You try to hide it at first. You don’t tell anyone, not even your family, But, of course, in time they notice. The sores can only be hidden for so long. Then you try and hide it from people outside, because they take you away. They take you away. From your wife who caresses you so gently. From your children that you clutch to your chest and tickle with your beard. Away so that they can’t get it. From your home that you might have built with your own hands, before…
Anyway, I heard about this carpenter who was preaching. I was a carpenter by trade, before it all happened, before they took me away. All the people were talking about him.
“He heals people,” they said, “He tells demons to feel and they do.” I thought it might be worth going to see him, seeing as he was a carpenter and all.
One of the strange things about leprosy is that they say you lose feeling. It’s not really true though. Yes, your nerve ends die and you lose your sense of touch, but you don’t lose feeling. At least, I didn’t. I felt more than I had ever felt before. Felt like crying most of the time. Felt like I loved my wife more than ever. Felt now that I was a stranger to my own children. Felt rejected, Felt hurt. Felt like dying. But that’s another strange thing about leprosy. It doesn’t kill you. Just makes life not worth living, like a cruel practical joke that keeps going too far.
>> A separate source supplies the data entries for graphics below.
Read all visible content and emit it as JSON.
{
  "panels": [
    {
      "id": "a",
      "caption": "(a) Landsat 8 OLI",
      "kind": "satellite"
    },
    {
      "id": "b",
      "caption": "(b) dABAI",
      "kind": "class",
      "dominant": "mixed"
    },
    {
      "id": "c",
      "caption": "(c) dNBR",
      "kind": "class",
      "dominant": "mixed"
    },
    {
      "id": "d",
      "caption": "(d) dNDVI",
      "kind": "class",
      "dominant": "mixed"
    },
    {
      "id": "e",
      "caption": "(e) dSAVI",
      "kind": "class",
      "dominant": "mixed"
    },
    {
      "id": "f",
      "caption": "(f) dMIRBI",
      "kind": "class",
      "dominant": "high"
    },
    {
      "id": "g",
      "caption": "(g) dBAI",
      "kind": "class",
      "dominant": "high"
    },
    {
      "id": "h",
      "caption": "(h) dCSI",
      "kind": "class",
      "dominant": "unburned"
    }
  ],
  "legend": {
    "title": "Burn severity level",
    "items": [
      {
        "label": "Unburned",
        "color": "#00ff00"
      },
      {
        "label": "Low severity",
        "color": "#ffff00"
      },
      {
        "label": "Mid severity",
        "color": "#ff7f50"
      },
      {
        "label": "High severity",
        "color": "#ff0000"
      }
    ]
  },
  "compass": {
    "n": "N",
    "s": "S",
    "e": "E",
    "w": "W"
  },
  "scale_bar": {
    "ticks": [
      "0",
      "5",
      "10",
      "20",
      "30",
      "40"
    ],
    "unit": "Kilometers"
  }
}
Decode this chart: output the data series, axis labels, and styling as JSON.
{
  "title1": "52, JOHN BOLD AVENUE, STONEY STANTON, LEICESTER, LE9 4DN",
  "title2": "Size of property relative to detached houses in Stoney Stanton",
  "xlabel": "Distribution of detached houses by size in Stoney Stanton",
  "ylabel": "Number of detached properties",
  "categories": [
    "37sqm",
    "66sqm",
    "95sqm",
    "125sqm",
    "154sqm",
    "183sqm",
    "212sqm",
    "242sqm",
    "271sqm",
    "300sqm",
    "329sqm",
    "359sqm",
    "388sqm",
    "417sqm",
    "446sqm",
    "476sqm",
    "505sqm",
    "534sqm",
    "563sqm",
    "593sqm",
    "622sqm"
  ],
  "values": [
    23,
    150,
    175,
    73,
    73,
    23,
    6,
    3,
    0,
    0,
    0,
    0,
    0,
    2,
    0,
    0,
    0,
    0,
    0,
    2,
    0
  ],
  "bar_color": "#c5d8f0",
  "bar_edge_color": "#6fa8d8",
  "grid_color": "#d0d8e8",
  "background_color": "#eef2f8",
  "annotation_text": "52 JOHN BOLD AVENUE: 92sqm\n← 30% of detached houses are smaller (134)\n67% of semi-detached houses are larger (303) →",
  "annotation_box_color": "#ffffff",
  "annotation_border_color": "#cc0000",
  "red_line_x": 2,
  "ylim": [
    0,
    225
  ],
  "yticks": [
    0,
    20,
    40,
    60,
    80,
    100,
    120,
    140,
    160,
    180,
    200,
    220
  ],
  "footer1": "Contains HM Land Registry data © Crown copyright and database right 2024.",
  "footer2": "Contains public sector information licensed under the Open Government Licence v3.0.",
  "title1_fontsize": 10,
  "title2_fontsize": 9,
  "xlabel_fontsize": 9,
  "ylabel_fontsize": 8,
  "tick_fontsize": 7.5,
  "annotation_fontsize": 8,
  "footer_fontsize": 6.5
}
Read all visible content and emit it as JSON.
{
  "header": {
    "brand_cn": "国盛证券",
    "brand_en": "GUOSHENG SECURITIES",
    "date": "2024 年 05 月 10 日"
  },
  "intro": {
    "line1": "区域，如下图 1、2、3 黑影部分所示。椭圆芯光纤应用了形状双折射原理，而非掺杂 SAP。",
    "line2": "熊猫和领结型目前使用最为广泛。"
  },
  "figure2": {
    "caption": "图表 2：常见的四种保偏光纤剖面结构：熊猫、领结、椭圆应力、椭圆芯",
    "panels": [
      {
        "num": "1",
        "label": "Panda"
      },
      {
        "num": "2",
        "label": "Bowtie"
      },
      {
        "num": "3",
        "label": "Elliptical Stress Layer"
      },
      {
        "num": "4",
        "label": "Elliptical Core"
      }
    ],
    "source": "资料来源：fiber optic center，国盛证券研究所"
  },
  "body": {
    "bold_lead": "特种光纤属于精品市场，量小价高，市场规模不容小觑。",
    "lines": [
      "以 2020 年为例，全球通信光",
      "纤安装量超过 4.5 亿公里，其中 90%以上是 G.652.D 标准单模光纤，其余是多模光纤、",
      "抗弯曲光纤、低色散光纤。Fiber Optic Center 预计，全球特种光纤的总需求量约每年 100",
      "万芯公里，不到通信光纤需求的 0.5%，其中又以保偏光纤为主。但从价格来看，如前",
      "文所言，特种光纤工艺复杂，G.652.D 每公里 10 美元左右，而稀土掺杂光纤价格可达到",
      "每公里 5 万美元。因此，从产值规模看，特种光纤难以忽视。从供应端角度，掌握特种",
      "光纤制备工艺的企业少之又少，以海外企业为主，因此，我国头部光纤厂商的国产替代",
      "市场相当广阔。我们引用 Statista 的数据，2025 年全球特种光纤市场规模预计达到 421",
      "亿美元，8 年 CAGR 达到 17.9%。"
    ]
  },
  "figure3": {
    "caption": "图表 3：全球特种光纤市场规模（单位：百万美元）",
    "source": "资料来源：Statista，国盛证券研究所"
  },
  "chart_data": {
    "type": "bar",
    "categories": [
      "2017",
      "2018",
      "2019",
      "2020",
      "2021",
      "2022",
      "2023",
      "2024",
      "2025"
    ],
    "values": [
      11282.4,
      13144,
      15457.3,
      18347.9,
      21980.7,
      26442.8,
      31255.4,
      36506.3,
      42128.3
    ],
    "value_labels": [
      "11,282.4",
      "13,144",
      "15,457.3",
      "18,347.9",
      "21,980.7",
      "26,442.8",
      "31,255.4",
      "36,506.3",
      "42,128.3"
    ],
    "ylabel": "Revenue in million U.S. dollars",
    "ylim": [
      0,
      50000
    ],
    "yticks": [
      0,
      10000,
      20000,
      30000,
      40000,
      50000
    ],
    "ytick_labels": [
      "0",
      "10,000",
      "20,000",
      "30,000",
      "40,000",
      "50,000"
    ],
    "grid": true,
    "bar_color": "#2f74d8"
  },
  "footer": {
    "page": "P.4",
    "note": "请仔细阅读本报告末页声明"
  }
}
So, I walked to see the carpenter. I liked walking because my legs were still strong. It might be only a matter of time before they get weak like my arms, but until then I would walk and I would enjoy it. You have so little to be proud of when your body is wasting away. When mothers call their children inside as you approach and won’t even meet your eyes. When your friends look embarrassed and conversations are very short. My body was still large, but inside I was getting smaller and smaller.
I fought through the crowds. Well, actually people got out of the way when they saw it was me coming through. Didn’t want me to touch them, to brush against their clothes. Then I was in the clear and standing in front of him. I expected him to look angry, to turn away and keep talking to the “clean” people. But he didn’t. He stopped mid-sentence and looked straight at me. That was unusual; people usually try to look the other way, or look down, or something, but he looked me right in the eyes. He looked as though he understood, that was it. That was what made it different. He looked as though he knew what it felt like, to be shunned, to be rejected, to be treated so unfairly.
Then he touched me. I almost jumped with shock. No one touches a leper, no one. But he did. Just reached out his hand and touched me. If only he knew what that meant to me, the warmth of a human hand after so long.
“Be clean,” he said and I tingled all over. Then I looked down at myself. I felt my own tears drop, splashing on my hand. Then I looked up slowly, at the man who made me feel again.